Varlığını yeni fark ettiğim kadın, ellerini önünde bağlamış, saygı çerçevesinde gülümseyerek eğmişti başını. " Çay?" Dedi, Karan. Arkası bana dönüktü. Önünde kocaman on iki kişilik masa vardı. Başında ise kendi oturmuş, kahvaltı yapıyordu.
Kadın, Karan'ın önündeki bardağı alıp arkasını dönerek odadan çıkmaya niyetlendi. Benim uyanık olduğumu görüncede anaç bir gülümseme kondurdu dudaklarına.
" Birde," orta yaşlardaki kadın Karan'ın bir şey isteyecekmiş gibi konuşan ses tonuyla bende olan gülüşünü silip hızla Karan'ın yanına gitti. " Gece için bir servis açar mısınız?" Cümlenin sonunda rica eki olsada sert ses tonu, bu ricayı korkutucu kılıyordu. Ayrıca arkası dönükken benim uyandığımı nereden anlamıştı?
İlk uyandığım anda ismi zikredilen Güzide Hanım, Karan'dan aldığı emir doğrultusunda başını iki kez sallayıp çıktı salondan. Kurt gibi acıkmıştım. Önüme sadece soğan bile konulsa yerdim.

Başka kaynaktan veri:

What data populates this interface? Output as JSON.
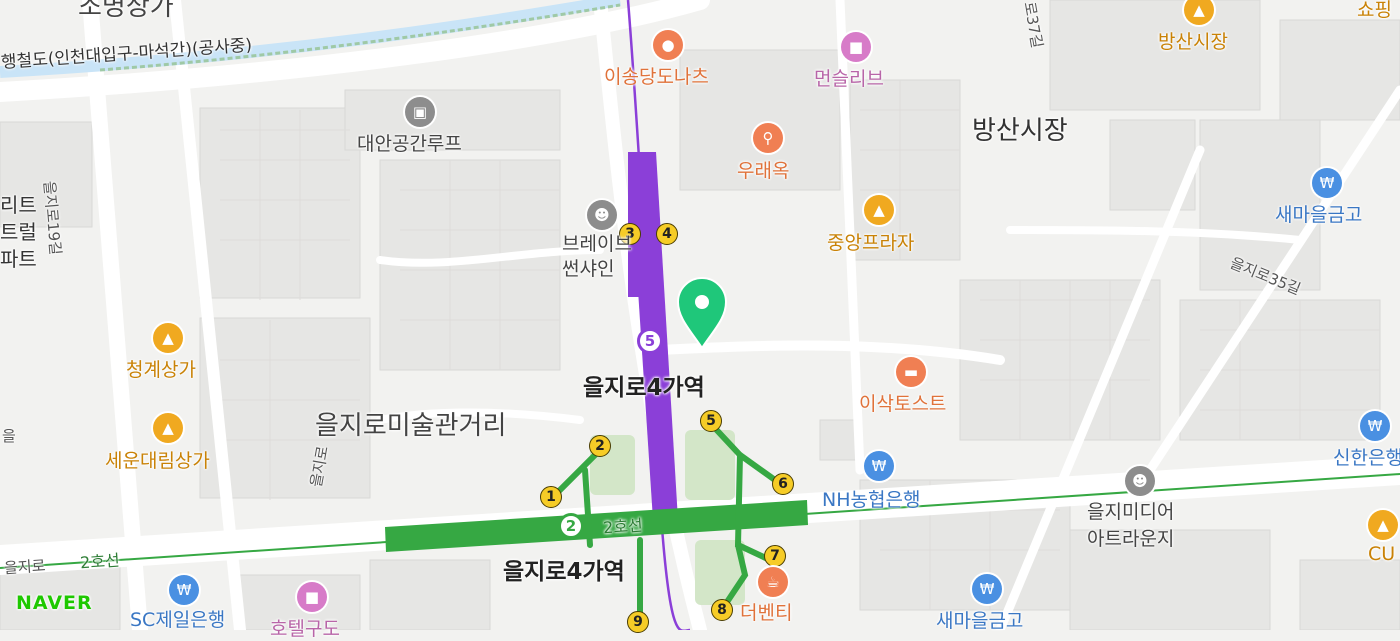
{
  "map": {
    "brand": "NAVER",
    "colors": {
      "line2": "#36a843",
      "line5": "#8b3fd8",
      "shopping": "#f0a920",
      "bank": "#4a90e2",
      "food": "#f07f53",
      "culture": "#8d8d8d",
      "hotel": "#d77bc8",
      "marker": "#1fc77a",
      "station_exit": "#f6cc27"
    },
    "stations": [
      {
        "id": "euljiro4-line5",
        "name": "을지로4가역",
        "line": "5"
      },
      {
        "id": "euljiro4-line2",
        "name": "을지로4가역",
        "line": "2"
      }
    ],
    "line_labels": {
      "line2": "2호선",
      "line2_west": "2호선",
      "line2_west_road": "을지로"
    },
    "exits_line5": [
      "3",
      "4",
      "5"
    ],
    "exits_line2": [
      "1",
      "2",
      "5",
      "6",
      "7",
      "8",
      "9"
    ],
    "areas": {
      "bangsan_market_area": "방산시장",
      "art_street": "을지로미술관거리",
      "top_left_partial": "조명상가",
      "left_partial": "리트\n트럴\n파트"
    },
    "roads": {
      "railway": "행철도(인천대입구-마석간)(공사중)",
      "euljiro19": "을지로19길",
      "euljiro35": "을지로35길",
      "road37": "로37길",
      "road_vertical": "을지로",
      "road_left_vertical": "을",
      "road_bottom_left": "을지로"
    },
    "pois": [
      {
        "name": "이송당도나츠",
        "type": "food",
        "icon": "donut-icon"
      },
      {
        "name": "먼슬리브",
        "type": "hotel",
        "icon": "bed-icon"
      },
      {
        "name": "방산시장",
        "type": "shopping",
        "icon": "shopping-bag-icon"
      },
      {
        "name": "대안공간루프",
        "type": "culture",
        "icon": "gallery-icon"
      },
      {
        "name": "우래옥",
        "type": "food",
        "icon": "restaurant-icon"
      },
      {
        "name": "새마을금고",
        "type": "bank",
        "icon": "won-icon"
      },
      {
        "name": "중앙프라자",
        "type": "shopping",
        "icon": "shopping-bag-icon"
      },
      {
        "name": "브레이브\n썬샤인",
        "type": "culture",
        "icon": "theater-mask-icon"
      },
      {
        "name": "청계상가",
        "type": "shopping",
        "icon": "shopping-bag-icon"
      },
      {
        "name": "이삭토스트",
        "type": "food",
        "icon": "burger-icon"
      },
      {
        "name": "세운대림상가",
        "type": "shopping",
        "icon": "shopping-bag-icon"
      },
      {
        "name": "신한은행",
        "type": "bank",
        "icon": "won-icon"
      },
      {
        "name": "NH농협은행",
        "type": "bank",
        "icon": "won-icon"
      },
      {
        "name": "을지미디어\n아트라운지",
        "type": "culture",
        "icon": "theater-mask-icon"
      },
      {
        "name": "CU",
        "type": "shopping",
        "icon": "shopping-bag-icon"
      },
      {
        "name": "SC제일은행",
        "type": "bank",
        "icon": "won-icon"
      },
      {
        "name": "호텔구도",
        "type": "hotel",
        "icon": "bed-icon"
      },
      {
        "name": "새마을금고",
        "type": "bank",
        "icon": "won-icon"
      },
      {
        "name": "더벤티",
        "type": "food",
        "icon": "coffee-icon"
      },
      {
        "name": "쇼핑",
        "type": "shopping",
        "icon": "shopping-bag-icon"
      }
    ]
  }
}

Koltuktan kalkıp yattığım yeri düzelttim. Ardından battaniyeyi katlayıp koltuğun kenarına koydum. Yerde olan spor ayakkabılarımı ayağıma geçirip pantolonumu yukarı çektim, atletimi içeri sıkıştırarak. Siyah gömleğimide düzeltip en sonunda saçıma el attım. Garip bir uyuma tarzım olduğu için her yerim, bir birine girmişti. Saçımdan düşmek üzere olan lastik tokamı bileğimde sabitleyip sıkı bir at kuyruğu yaptım.

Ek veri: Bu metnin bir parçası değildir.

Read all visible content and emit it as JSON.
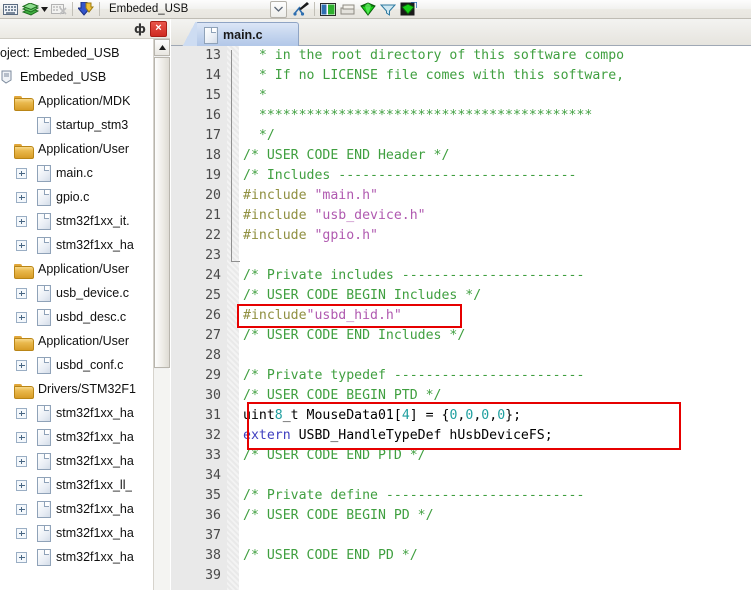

Bir tutam heyecan artı(+) bir tutam korku eşittir(=) Karan! Adamın vakaları yüzünden bende bıraktığı korkusu ve tesiri büyüktü. Şimdi o masaya oturmak, heyecanlandırıyordu beni. Tekrar gömleğimi düzeltip Karan'ın yanına doğru gittim. Buram buram tıraş sonrası sürülen kolonya kokuyordu. Her zaman olduğu gibi üzerindeki takım elbisesi, yeni tıraş olmuş yüzü, temiz görünümü ile yemek yiyordu. Güzide hanımın benim için açtığı servise bir süre bakıp kocaman sandalyeyi çekerek oturdum. Dün gece beni gelip o soğuk yerden alması, su içirtmesi, üzerimi örtmesi...

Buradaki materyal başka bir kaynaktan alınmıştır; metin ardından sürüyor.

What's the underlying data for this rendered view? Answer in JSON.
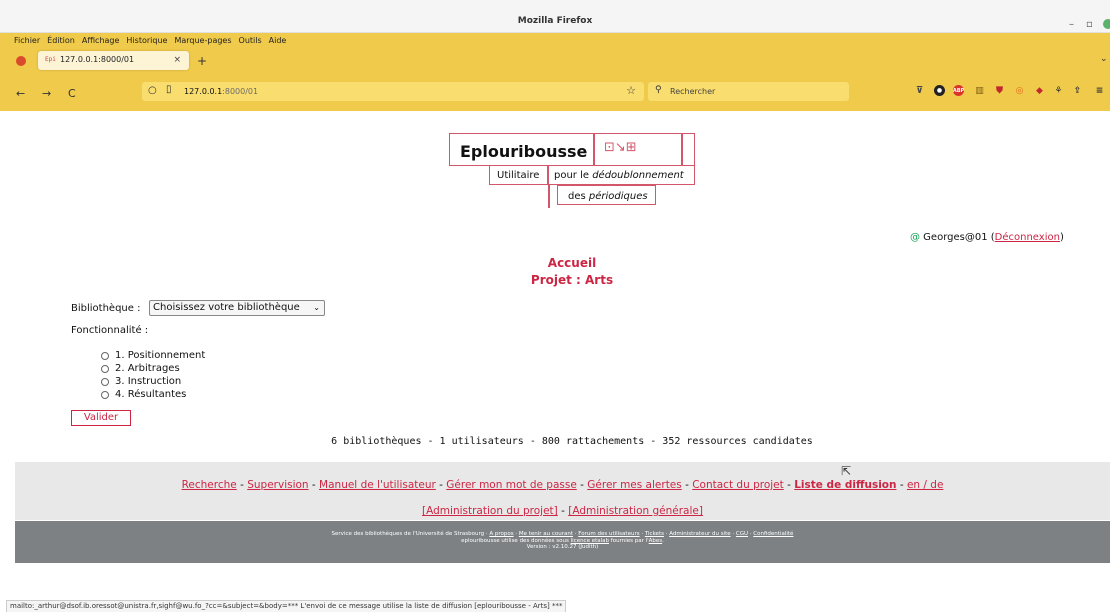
{
  "window": {
    "title": "Mozilla Firefox",
    "minimize": "–",
    "maximize": "▫"
  },
  "menu": [
    "Fichier",
    "Édition",
    "Affichage",
    "Historique",
    "Marque-pages",
    "Outils",
    "Aide"
  ],
  "tab": {
    "favicon_text": "Epi",
    "label": "127.0.0.1:8000/01",
    "close": "×",
    "new_tab": "+"
  },
  "nav": {
    "back": "←",
    "forward": "→",
    "reload": "C",
    "url_host": "127.0.0.1",
    "url_rest": ":8000/01",
    "star": "☆",
    "search_placeholder": "Rechercher",
    "menu_icon": "≡",
    "overflow_icon": "⌄"
  },
  "logo": {
    "name": "Eplouribousse",
    "icons": "⊡↘⊞",
    "utilitaire": "Utilitaire",
    "pour_prefix": "pour le ",
    "pour_italic": "dédoublonnement",
    "des_prefix": "des ",
    "des_italic": "périodiques"
  },
  "user": {
    "at": "@",
    "name": " Georges@01 (",
    "logout": "Déconnexion",
    "close_paren": ")"
  },
  "page": {
    "heading": "Accueil",
    "project": "Projet : Arts",
    "library_label": "Bibliothèque :",
    "library_select": "Choisissez votre bibliothèque",
    "select_arrow": "⌄",
    "function_label": "Fonctionnalité :",
    "options": [
      "1. Positionnement",
      "2. Arbitrages",
      "3. Instruction",
      "4. Résultantes"
    ],
    "submit": "Valider",
    "stats": "6 bibliothèques - 1 utilisateurs - 800 rattachements - 352 ressources candidates"
  },
  "footer": {
    "links": [
      "Recherche",
      "Supervision",
      "Manuel de l'utilisateur",
      "Gérer mon mot de passe",
      "Gérer mes alertes",
      "Contact du projet",
      "Liste de diffusion",
      "en / de"
    ],
    "separator": " - ",
    "admin_project": "[Administration du projet]",
    "admin_general": "[Administration générale]",
    "bottom_line1_prefix": "Service des bibliothèques de l'Université de Strasbourg · ",
    "bottom_links": [
      "A propos",
      "Me tenir au courant",
      "Forum des utilisateurs",
      "Tickets",
      "Administrateur du site",
      "CGU",
      "Confidentialité"
    ],
    "bottom_line2_prefix": "eplouribousse utilise des données sous ",
    "bottom_line2_link": "licence etalab",
    "bottom_line2_mid": " fournies par l'",
    "bottom_line2_link2": "Abes",
    "bottom_line2_end": ".",
    "version": "Version : v2.10.27 (Judith)"
  },
  "statusbar": "mailto:_arthur@dsof.ib.oressot@unistra.fr,sighf@wu.fo_?cc=&subject=&body=*** L'envoi de ce message utilise la liste de diffusion [eplouribousse - Arts] ***",
  "colors": {
    "accent": "#cc2644",
    "toolbar": "#f0ca4a",
    "footer_dark": "#7e8184"
  }
}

Başımı kaldırıp baktım yüzüne. Yemeği ile ilgileniyordu. Üzerinde ceketi yoktu. Sandalyenin başına asmıştı ceketini. Ütüsüne laf edilmeyen beyaz gömleğinin ilk iki düğmesi açıktı. Bir elinde bıçak, bir elinde çatal vardı. Omletini kıvırıp bıçağıyla keserek büyük bir parçayı midesine indirdi. Onu izlemek bile iştahımı kabartıyordu. İlk olarak çayıma iki şeker atıp onunla açtım siftahı. Tedirgindim. Onun malını yemek tuhaf geliyordu.
ŞİMDİ OKUDUĞUN
KIRMIZI | AJAN #Tamamlandı
AcciónTAMAMLANDI Kitabı bitirdikten sonra neden bu kadar az okuyucusu olduğunu düşüneceksiniz, sebebini ben söyleyeyim, hedef kitlesi zeki insanlar olduğu için. Dünyanın hissedilen fakat bilinmeyen belli evreleri vardır. Çocukluk, gençlik, olgunluk ve ya...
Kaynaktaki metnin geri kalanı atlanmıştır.